As the stride gets larger you start to read elements in different pages (rows) in the HBM. You have to constantly switch the capacitors on and off to load the pages creating a massive drop in memory bandwidth.

The memory access patterns are extrememly important because it can provide the biggest boost in performance for GPUs. A 10 TFLOPs A100 can be fed at rates of GFLOPs instead with bad memory access patters, making the use of the A100 just pointeless at that point.

The reason we use GPUs is for performance and to get that performance we need to efficiently manage all of those GPU resources.

Inside a Streaming Multiprocessor

Each SM has a maximum memory bandwidth, that is why the GPU will load blocks into all the SMs to make sure that it is able to make the most of the full GPU memory bandwidth.

All blocks in the grid will run the same program using the same number of threads, and they need 3 things:

block size: the number of threads in each block
shared memory: high speed memory pool that all threads in the block can use
registers: working space of the thread, immiedately accessible by the thread for operations. All threads will be running the same program so each thread will have the same registers size (threds per block * registers per thread = total registers count per block)

How does the GPU place blocks in an SM?

The GPU places blocks into SMs until one of the resources (threads, registers, shared memory, or block limit) is exhausted. We call this occupancy.

Having multiple blocks per SM is crucial, because it enables latency hiding: when one warp stalls on memory, another warp can be scheduled instantly.
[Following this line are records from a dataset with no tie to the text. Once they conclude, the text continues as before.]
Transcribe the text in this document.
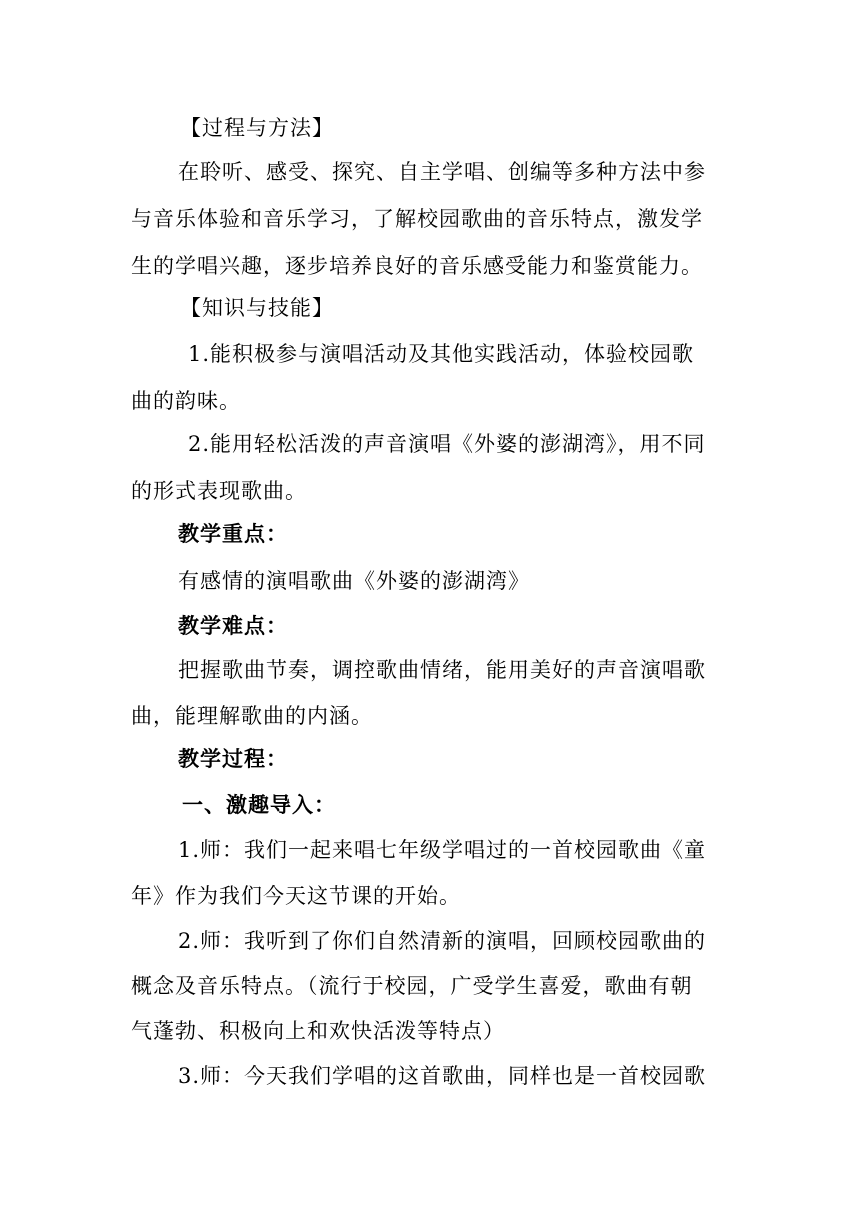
【过程与方法】
在聆听、感受、探究、自主学唱、创编等多种方法中参
与音乐体验和音乐学习，了解校园歌曲的音乐特点，激发学
生的学唱兴趣，逐步培养良好的音乐感受能力和鉴赏能力。
【知识与技能】
1.能积极参与演唱活动及其他实践活动，体验校园歌
曲的韵味。
2.能用轻松活泼的声音演唱《外婆的澎湖湾》，用不同
的形式表现歌曲。
教学重点：
有感情的演唱歌曲《外婆的澎湖湾》
教学难点：
把握歌曲节奏，调控歌曲情绪，能用美好的声音演唱歌
曲，能理解歌曲的内涵。
教学过程：
一、激趣导入：
1.师：我们一起来唱七年级学唱过的一首校园歌曲《童
年》作为我们今天这节课的开始。
2.师：我听到了你们自然清新的演唱，回顾校园歌曲的
概念及音乐特点。（流行于校园，广受学生喜爱，歌曲有朝
气蓬勃、积极向上和欢快活泼等特点）
3.师：今天我们学唱的这首歌曲，同样也是一首校园歌
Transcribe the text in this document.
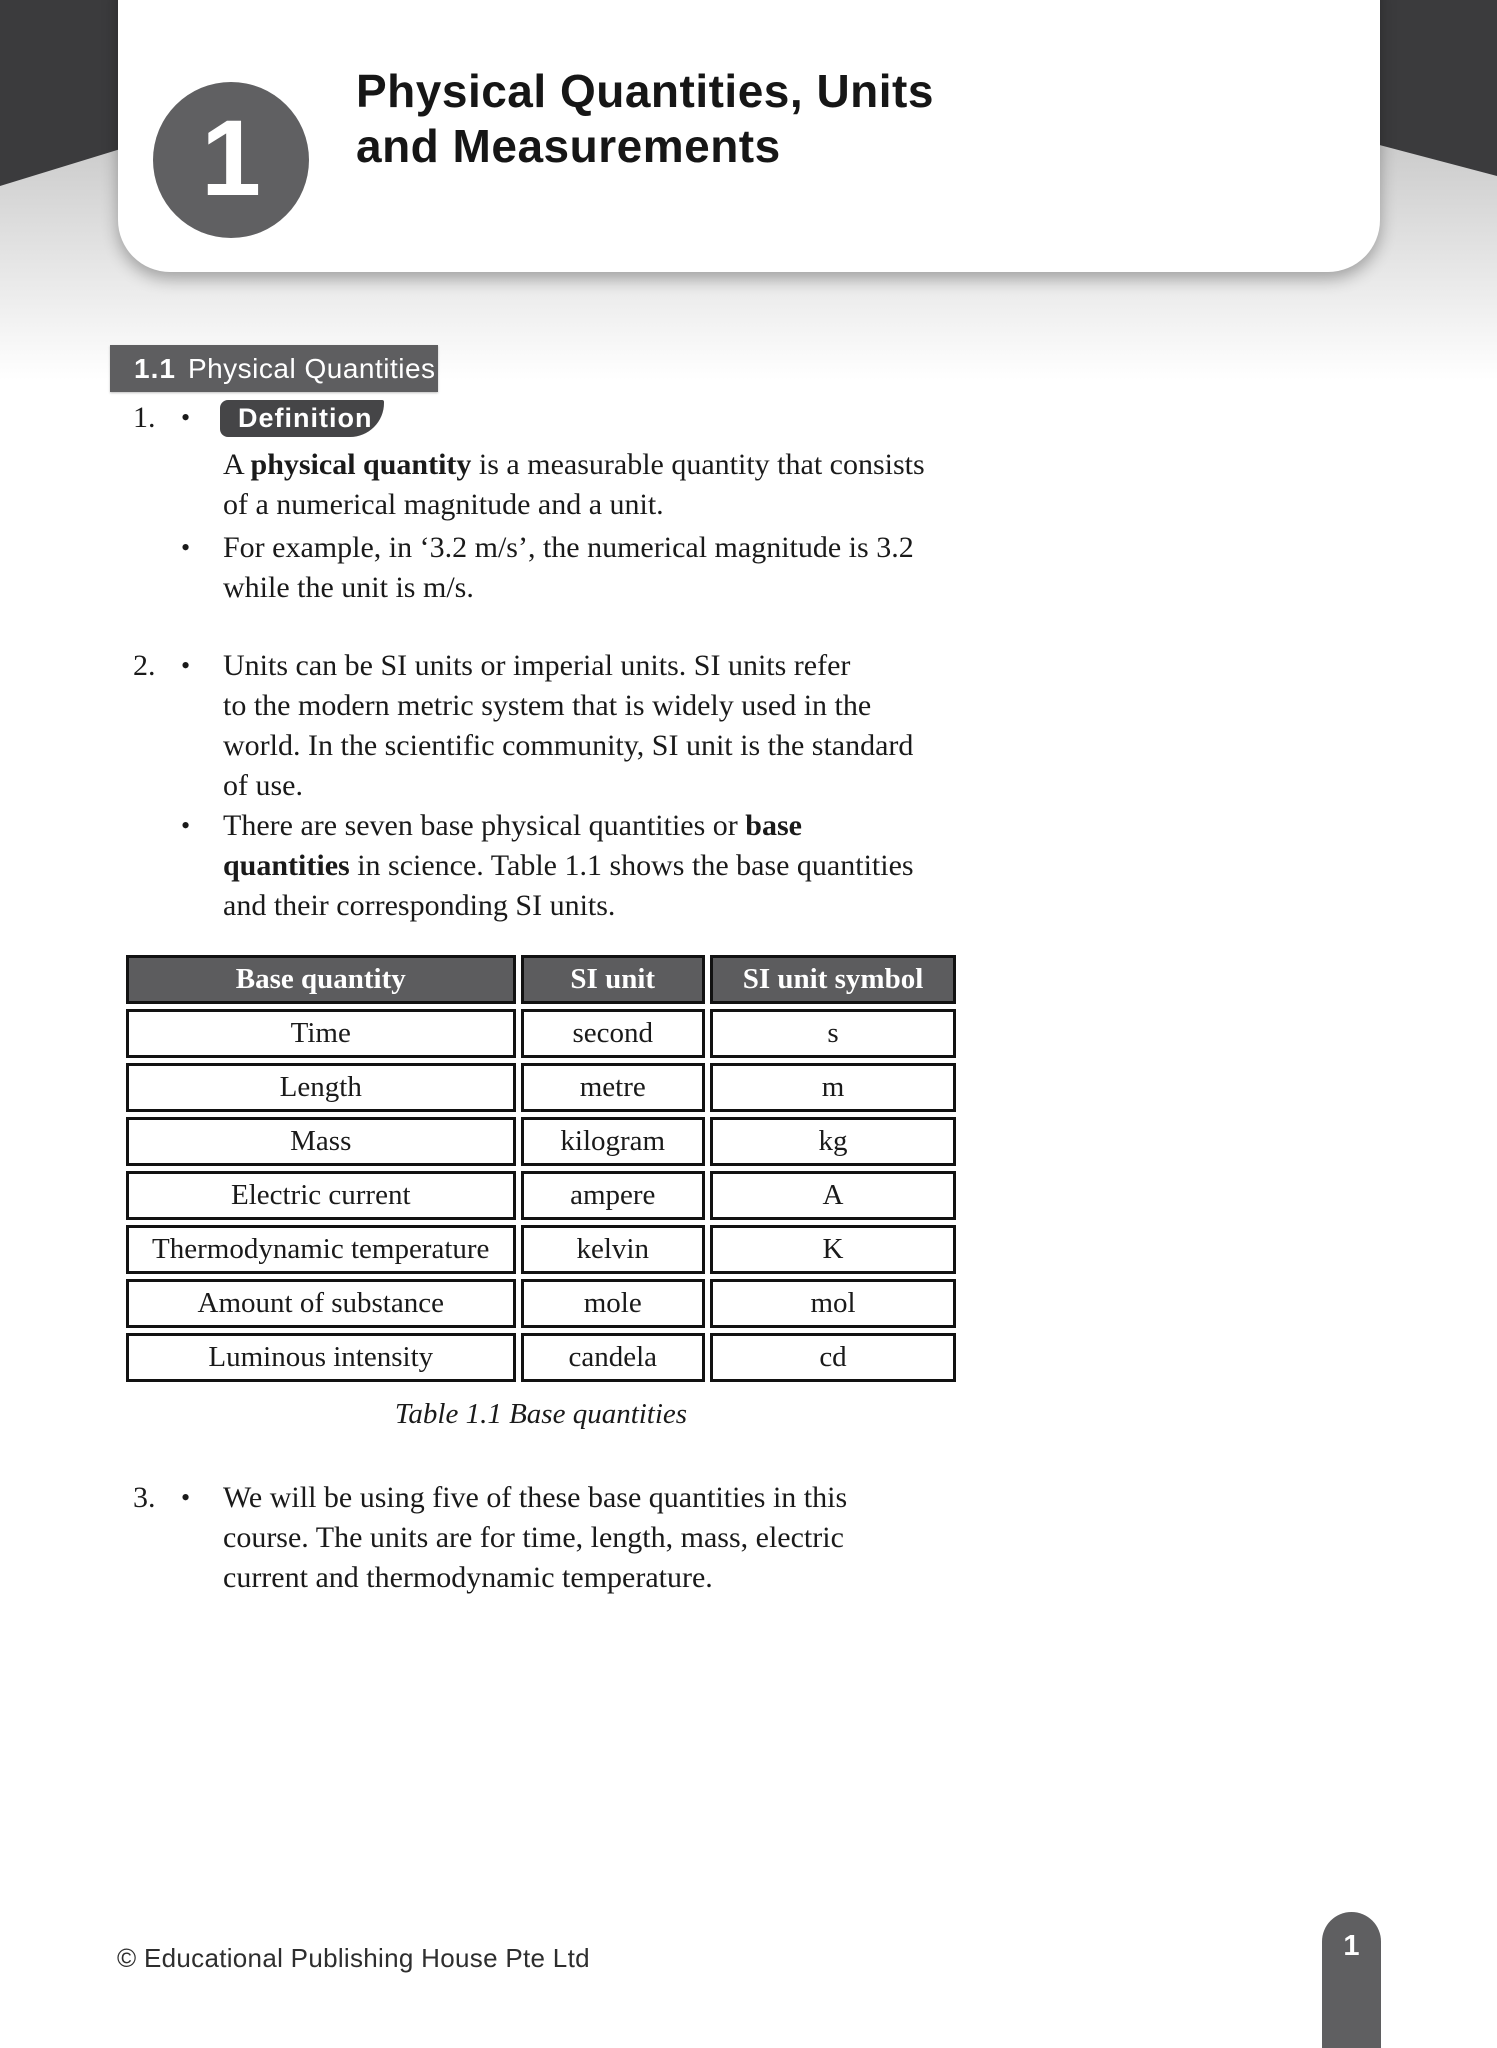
1
Physical Quantities, Units
and Measurements
1.1 Physical Quantities
1. • Definition
A physical quantity is a measurable quantity that consists
of a numerical magnitude and a unit.
• For example, in ‘3.2 m/s’, the numerical magnitude is 3.2
while the unit is m/s.
2. • Units can be SI units or imperial units. SI units refer
to the modern metric system that is widely used in the
world. In the scientific community, SI unit is the standard
of use.
• There are seven base physical quantities or base
quantities in science. Table 1.1 shows the base quantities
and their corresponding SI units.
Base quantity	SI unit	SI unit symbol
Time	second	s
Length	metre	m
Mass	kilogram	kg
Electric current	ampere	A
Thermodynamic temperature	kelvin	K
Amount of substance	mole	mol
Luminous intensity	candela	cd
Table 1.1 Base quantities
3. • We will be using five of these base quantities in this
course. The units are for time, length, mass, electric
current and thermodynamic temperature.
© Educational Publishing House Pte Ltd	1
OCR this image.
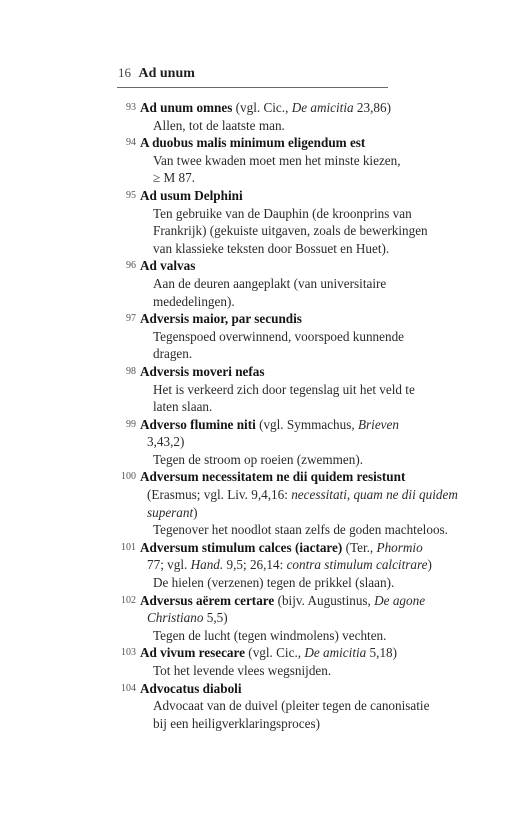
16 Ad unum
93 Ad unum omnes (vgl. Cic., De amicitia 23,86)
Allen, tot de laatste man.
94 A duobus malis minimum eligendum est
Van twee kwaden moet men het minste kiezen,
≥ M 87.
95 Ad usum Delphini
Ten gebruike van de Dauphin (de kroonprins van
Frankrijk) (gekuiste uitgaven, zoals de bewerkingen
van klassieke teksten door Bossuet en Huet).
96 Ad valvas
Aan de deuren aangeplakt (van universitaire
mededelingen).
97 Adversis maior, par secundis
Tegenspoed overwinnend, voorspoed kunnende
dragen.
98 Adversis moveri nefas
Het is verkeerd zich door tegenslag uit het veld te
laten slaan.
99 Adverso flumine niti (vgl. Symmachus, Brieven
3,43,2)
Tegen de stroom op roeien (zwemmen).
100 Adversum necessitatem ne dii quidem resistunt
(Erasmus; vgl. Liv. 9,4,16: necessitati, quam ne dii quidem
superant)
Tegenover het noodlot staan zelfs de goden machteloos.
101 Adversum stimulum calces (iactare) (Ter., Phormio
77; vgl. Hand. 9,5; 26,14: contra stimulum calcitrare)
De hielen (verzenen) tegen de prikkel (slaan).
102 Adversus aërem certare (bijv. Augustinus, De agone
Christiano 5,5)
Tegen de lucht (tegen windmolens) vechten.
103 Ad vivum resecare (vgl. Cic., De amicitia 5,18)
Tot het levende vlees wegsnijden.
104 Advocatus diaboli
Advocaat van de duivel (pleiter tegen de canonisatie
bij een heiligverklaringsproces)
If only one block is resident, latency hiding is severely limited, and performance suffers.

Therefore, after ensuring efficient memory access (e.g. coalesced reads/writes), the next big lever is tuning occupancy, by adjusting block size, shared memory usage, and register pressure to maximize throughput.

What can we do with the gaps in the SM?

The gpu will try to run another grids blocks in the SMs as long as those new blocks resource requirements are lower than the remaining resources in the SM.

This is done with concurrency.

We can divide independent pieces of work into seperate streams and then the GPU can try and pack them into the SMs. It may not be able to start working on the blocks from different streams at the same time, due to resource limitations, but it can load a block from another stream causing the work timeline for that stream to be different than the original stream.

The SM will then just start going through all of the blocks it has in it and keep on loading new blocks and doing their computation once the resources are freed up, this is the process of oversubscription.

Conclusion

memory system can only feed a fraction of what the compute units can process
the memory system itself depends on good access patterns, coalesced memory
warp execution systems can counter this slow down by reading more than one thread at once. But we need all the threads in the warp to be reading memory adjacent to each other.
the hardware spreads the blocks as widely as possible so all the SMs are being utilized, giving us a higher memory bandwidth.
resource packing limitations have the next biggest imapct on performance
to counter this we need to feed more data concurrently to the SM through multiple streams.
CUDA works the way it does because of physics.